INF 553 - User Based, Item Based & Model Based CF Movie Recommendation System
Versions
Spark - 2.2.1
Scala - 2.11
Python - 2.7
Task 1 : Jaccard Based LSH Python command
spark-submit Piyush_Umate_task1_Jaccard.py <rating_file_path>
Scala command
spark-submit --class JaccardLSH Piyush_Umate_hw3.jar <rating_file_path>
Python output -
Time: 113.05479598 sec Precision 1.0
Recall 0.815018491384
Scala output Time: 102sec
Description - I used 8 hash functions with b = 4 and r = 2. My hash function was of the form (7row_index) + (3i) % 671 . The value of “i” varies from 1 to 8 . A good hash function is one that contains prime numbers thus 7 and 3 were used.
Task 2.1 : Model Based CF Python command - spark-submit --driver-memory 4g --executor-memory 4g Piyush_Umate_task2_ModelBasedCF.py <rating_file_path> <testing_file_path> Scala command - spark-submit --driver-memory 4g --executor-memory 4g --class ModelBasedCF Piyush_Umate_hw3.jar <rating_file_path> <testing_file_path>
ML-Latest - Small data Python output
=0 and <1: 13761 =1 and <2: 4149 =2 and <3: 714 =3 and <4: 103 =4: 6
RMSE: 0.95073628922 Time: 10.8795609474 sec
ML-Latest - Small data Scala output
=0 and <1: 13826 =1 and <2: 4091 =2 and <3: 708 =3 and <4: 102 =4: 6 RMSE: 0.9479834931653777 Time: 7sec
ML-20m - Big data Python output
=0 and <1: 3232631 =1 and <2: 723767 =2 and <3: 82068 =3 and <4: 7655 =4: 210
RMSE: 0.817364633871
Time: 1286.95861316 sec
ML-20m - Big data Scala output
=0 and <1: 3232743 =1 and <2: 723742 =2 and <3: 82029 =3 and <4: 7611 =4: 206
RMSE: 0.8172113310320842
Time: 545sec Description - For Model Based CF , I used rank as 10 , 12 as the number of iterations and 0.1 as the regularization factor of ALS. I used ParamGridBuilder in tuning different values and then used Regression Evaluator to extract the best parameters.

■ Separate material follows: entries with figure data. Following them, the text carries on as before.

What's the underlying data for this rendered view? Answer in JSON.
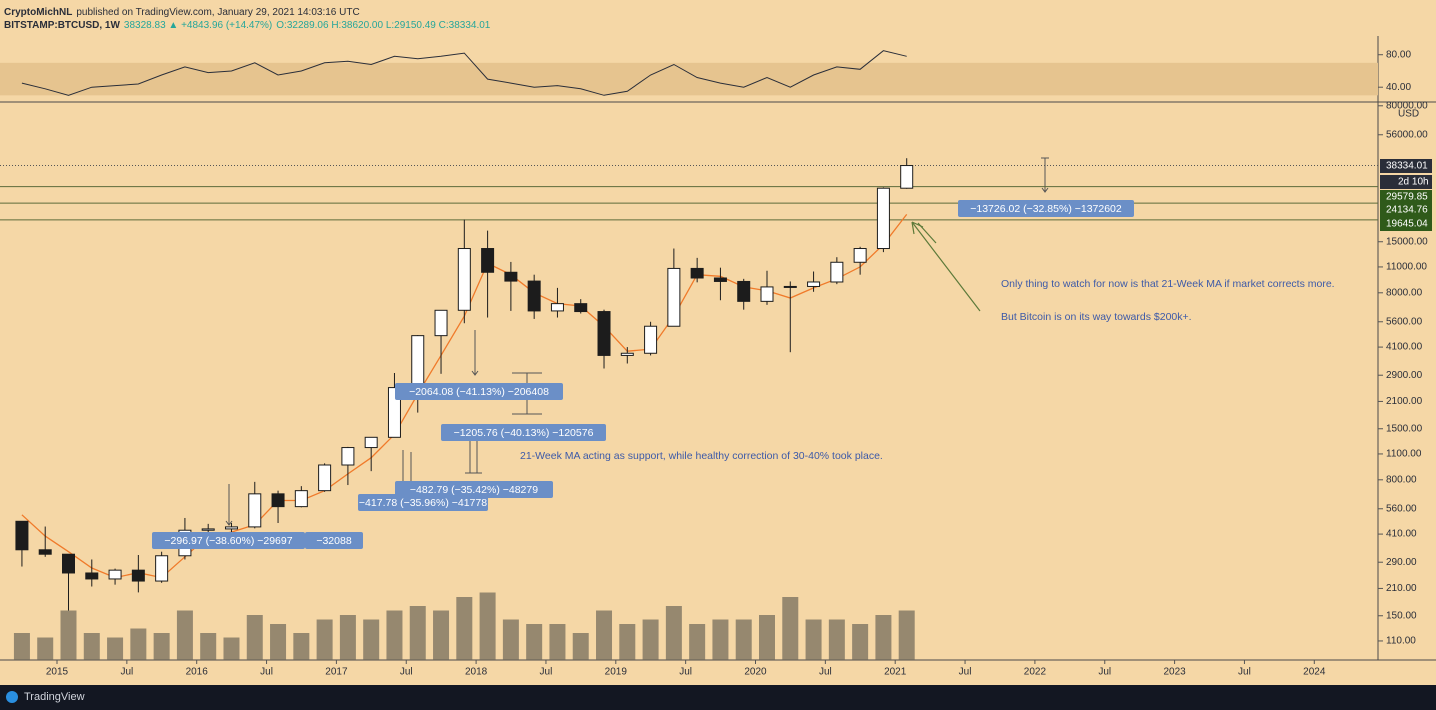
{
  "header": {
    "author": "CryptoMichNL",
    "published": "published on TradingView.com, January 29, 2021 14:03:16 UTC",
    "symbol": "BITSTAMP:BTCUSD, 1W",
    "quote": "38328.83 ▲ +4843.96 (+14.47%)",
    "ohlc": "O:32289.06 H:38620.00 L:29150.49 C:38334.01"
  },
  "chart_data": [
    {
      "type": "candlestick",
      "x": [
        "2014-09",
        "2014-11",
        "2015-01",
        "2015-03",
        "2015-05",
        "2015-07",
        "2015-09",
        "2015-11",
        "2016-01",
        "2016-03",
        "2016-05",
        "2016-07",
        "2016-09",
        "2016-11",
        "2017-01",
        "2017-03",
        "2017-05",
        "2017-07",
        "2017-09",
        "2017-11",
        "2018-01",
        "2018-03",
        "2018-05",
        "2018-07",
        "2018-09",
        "2018-11",
        "2019-01",
        "2019-03",
        "2019-05",
        "2019-07",
        "2019-09",
        "2019-11",
        "2020-01",
        "2020-03",
        "2020-05",
        "2020-07",
        "2020-09",
        "2020-11",
        "2021-01"
      ],
      "open": [
        480,
        338,
        320,
        254,
        236,
        263,
        230,
        314,
        430,
        437,
        448,
        673,
        575,
        700,
        960,
        1190,
        1350,
        2490,
        4720,
        6450,
        13800,
        10300,
        9240,
        6400,
        7000,
        6350,
        3700,
        3800,
        5300,
        10800,
        9600,
        9200,
        7200,
        8600,
        8650,
        9140,
        11650,
        13800,
        29000
      ],
      "high": [
        480,
        450,
        320,
        300,
        268,
        317,
        330,
        500,
        465,
        470,
        780,
        700,
        740,
        980,
        1200,
        1350,
        2980,
        4750,
        6470,
        19700,
        17200,
        11700,
        10000,
        8500,
        7400,
        6500,
        4100,
        5600,
        13800,
        12300,
        10900,
        9500,
        10500,
        9200,
        10400,
        12400,
        14100,
        29300,
        41950
      ],
      "low": [
        275,
        310,
        160,
        215,
        220,
        200,
        225,
        300,
        350,
        395,
        440,
        470,
        570,
        690,
        750,
        890,
        1350,
        1830,
        2950,
        5500,
        5900,
        6400,
        5800,
        5900,
        6200,
        3150,
        3350,
        3700,
        5300,
        9100,
        7300,
        6500,
        6900,
        3850,
        8100,
        8900,
        10000,
        13200,
        28800
      ],
      "close": [
        338,
        320,
        254,
        236,
        263,
        230,
        314,
        430,
        437,
        448,
        673,
        575,
        700,
        960,
        1190,
        1350,
        2490,
        4720,
        6450,
        13800,
        10300,
        9240,
        6400,
        7000,
        6350,
        3700,
        3800,
        5300,
        10800,
        9600,
        9200,
        7200,
        8600,
        8650,
        9140,
        11650,
        13800,
        29000,
        38334.01
      ],
      "volume": [
        30,
        25,
        55,
        30,
        25,
        35,
        30,
        55,
        30,
        25,
        50,
        40,
        30,
        45,
        50,
        45,
        55,
        60,
        55,
        70,
        75,
        45,
        40,
        40,
        30,
        55,
        40,
        45,
        60,
        40,
        45,
        45,
        50,
        70,
        45,
        45,
        40,
        50,
        55
      ],
      "ma21": [
        520,
        400,
        330,
        270,
        240,
        255,
        240,
        310,
        400,
        420,
        460,
        620,
        620,
        700,
        860,
        1050,
        1400,
        2300,
        3700,
        6000,
        11500,
        10000,
        8000,
        7000,
        6800,
        5300,
        3900,
        4000,
        6000,
        10000,
        9800,
        8600,
        8200,
        7500,
        8500,
        9500,
        11000,
        14500,
        21000
      ],
      "up_color": "#ffffff",
      "down_color": "#1c1c1c",
      "ma_color": "#f07a2a",
      "volume_color": "#6e6658",
      "level_color": "#5d6b3a",
      "log_scale": true,
      "grid": false,
      "unit": "USD",
      "ylim": [
        87,
        82800
      ],
      "yticks": [
        {
          "value": 80000,
          "label": "80000.00"
        },
        {
          "value": 56000,
          "label": "56000.00"
        },
        {
          "value": 15000,
          "label": "15000.00"
        },
        {
          "value": 11000,
          "label": "11000.00"
        },
        {
          "value": 8000,
          "label": "8000.00"
        },
        {
          "value": 5600,
          "label": "5600.00"
        },
        {
          "value": 4100,
          "label": "4100.00"
        },
        {
          "value": 2900,
          "label": "2900.00"
        },
        {
          "value": 2100,
          "label": "2100.00"
        },
        {
          "value": 1500,
          "label": "1500.00"
        },
        {
          "value": 1100,
          "label": "1100.00"
        },
        {
          "value": 800,
          "label": "800.00"
        },
        {
          "value": 560,
          "label": "560.00"
        },
        {
          "value": 410,
          "label": "410.00"
        },
        {
          "value": 290,
          "label": "290.00"
        },
        {
          "value": 210,
          "label": "210.00"
        },
        {
          "value": 150,
          "label": "150.00"
        },
        {
          "value": 110,
          "label": "110.00"
        }
      ],
      "xlim": [
        "2014-08",
        "2024-06"
      ],
      "xticks": [
        {
          "value": "2015-01",
          "label": "2015"
        },
        {
          "value": "2015-07",
          "label": "Jul"
        },
        {
          "value": "2016-01",
          "label": "2016"
        },
        {
          "value": "2016-07",
          "label": "Jul"
        },
        {
          "value": "2017-01",
          "label": "2017"
        },
        {
          "value": "2017-07",
          "label": "Jul"
        },
        {
          "value": "2018-01",
          "label": "2018"
        },
        {
          "value": "2018-07",
          "label": "Jul"
        },
        {
          "value": "2019-01",
          "label": "2019"
        },
        {
          "value": "2019-07",
          "label": "Jul"
        },
        {
          "value": "2020-01",
          "label": "2020"
        },
        {
          "value": "2020-07",
          "label": "Jul"
        },
        {
          "value": "2021-01",
          "label": "2021"
        },
        {
          "value": "2021-07",
          "label": "Jul"
        },
        {
          "value": "2022-01",
          "label": "2022"
        },
        {
          "value": "2022-07",
          "label": "Jul"
        },
        {
          "value": "2023-01",
          "label": "2023"
        },
        {
          "value": "2023-07",
          "label": "Jul"
        },
        {
          "value": "2024-01",
          "label": "2024"
        }
      ],
      "price_labels": [
        38334.01,
        29579.85,
        24134.76,
        19645.04
      ],
      "price_label_colors": [
        "#2a2e39",
        "#2f5a1a",
        "#2f5a1a",
        "#2f5a1a"
      ],
      "countdown": "2d 10h",
      "measurements": [
        "−32088",
        "−296.97 (−38.60%) −29697",
        "−417.78 (−35.96%) −41778",
        "−482.79 (−35.42%) −48279",
        "−1205.76 (−40.13%) −120576",
        "−2064.08 (−41.13%) −206408",
        "−13726.02 (−32.85%) −1372602"
      ],
      "measure_color": "#6b8fc7",
      "notes": [
        "21-Week MA acting as support, while healthy correction of 30-40% took place.",
        "Only thing to watch for now is that 21-Week MA if market corrects more.",
        "But Bitcoin is on its way towards $200k+."
      ]
    },
    {
      "type": "line",
      "values": [
        45,
        38,
        30,
        40,
        42,
        44,
        55,
        65,
        58,
        60,
        70,
        55,
        60,
        70,
        72,
        68,
        78,
        75,
        78,
        82,
        50,
        45,
        40,
        42,
        38,
        30,
        35,
        55,
        68,
        52,
        45,
        40,
        52,
        40,
        55,
        65,
        62,
        85,
        78
      ],
      "color": "#2a2e39",
      "band": [
        30,
        70
      ],
      "band_color": "#e6c48f",
      "ylim": [
        23,
        100.6
      ],
      "yticks": [
        {
          "value": 80,
          "label": "80.00"
        },
        {
          "value": 40,
          "label": "40.00"
        }
      ]
    }
  ],
  "footer": {
    "brand": "TradingView"
  }
}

Task 2.2: User Based CF Python command - spark-submit Piyush_Umate_task2_UserBasedCF.py <rating_file> <testing_file_path> Scala command - spark-submit --class UserBasedCF Piyush_Umate_hw3.jar <rating_file> <testing_file> ML-Latest - Small data Python output
=0 and <1: 14965 =1 and <2: 4088 =2 and <3: 1039 =3 and <4: 153 =4: 11 RMSE: 0.988432740607
Time: 30.9461770058 sec
ML-Latest - Small data Scala output
=0 and <1: 15070 =1 and <2: 4000 =2 and <3: 1023 =3 and <4: 154 =4: 9 RMSE: 0.982381870797202
Time: 54sec
Description - For User Based CF, I used Pearson correlation as the similarity metric. The outliers (outcasts) whose predicted ratings were not within 0 to 5 were fitted in that range by normalization. For certain predicted ratings where Pearson correlation fails, I used imputation boosting to handle them.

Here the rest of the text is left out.